In reply to Andrew Beckett:
I am using reltol 1e-7, vabstol 1e-9 and iabstol 1e-12 and conservative in harmonic balance. I have an LC VCO with amplitude control (where I can change a bias voltage and increase the amplitude of oscillation). At two different bias voltages, (everything else the same) I observe phase noise of -117.7 and -125.7 dBc/Hz at 10MHz respectively. When I sweep tstab, I observe < 5mdBc/Hz numerical noise on -117 but I observe ~ 200mdBc/Hz numerical noise on -125.7 dBc/Hz. Based on your reply, 0.2 dBc noise is too much, isn't it? What other simulation parameters would you recommend me to adjust?
Thanks for your fast response and regards,
It is difficult to give exact advice without seeing your circuit and at the very least your options and analysis statements in your netlist.

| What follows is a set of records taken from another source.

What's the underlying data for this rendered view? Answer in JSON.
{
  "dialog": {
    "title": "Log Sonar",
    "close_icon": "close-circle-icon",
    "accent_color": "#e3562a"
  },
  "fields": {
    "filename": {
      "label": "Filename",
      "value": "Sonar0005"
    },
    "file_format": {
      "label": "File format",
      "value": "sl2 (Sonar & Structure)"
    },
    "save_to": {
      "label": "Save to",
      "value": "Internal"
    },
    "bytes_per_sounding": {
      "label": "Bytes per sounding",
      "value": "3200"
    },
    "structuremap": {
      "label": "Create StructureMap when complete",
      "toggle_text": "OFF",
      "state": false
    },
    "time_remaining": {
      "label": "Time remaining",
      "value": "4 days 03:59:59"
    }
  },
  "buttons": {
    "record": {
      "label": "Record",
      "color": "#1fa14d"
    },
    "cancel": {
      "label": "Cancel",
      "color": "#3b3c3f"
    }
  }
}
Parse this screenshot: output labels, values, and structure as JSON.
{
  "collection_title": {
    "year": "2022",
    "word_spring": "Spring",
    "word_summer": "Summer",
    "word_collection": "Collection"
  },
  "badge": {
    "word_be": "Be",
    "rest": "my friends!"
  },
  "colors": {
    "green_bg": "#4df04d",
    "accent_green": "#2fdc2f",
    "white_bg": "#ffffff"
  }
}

I recommend that you contact Cadence Customer Support (support.cadence.com) and work with an AE on this.
A reltol of 1e-7 and vabstol of 1e-9 is very very tight (way moreso than typically necessary).
Other things will affect accuracy, such as the number of harmonics and sidebands specified.
Are you using augmented pnoise?
How have you set oversample? You may want to increase oversample from 1 to 2 when more accuracy is required (for example, you are running harmonic balance as the solver and seeing phase noise vary - particularly when varying tstab).
You also have not specified if you have any warning messages - they can be very helpful in diagnosing problems.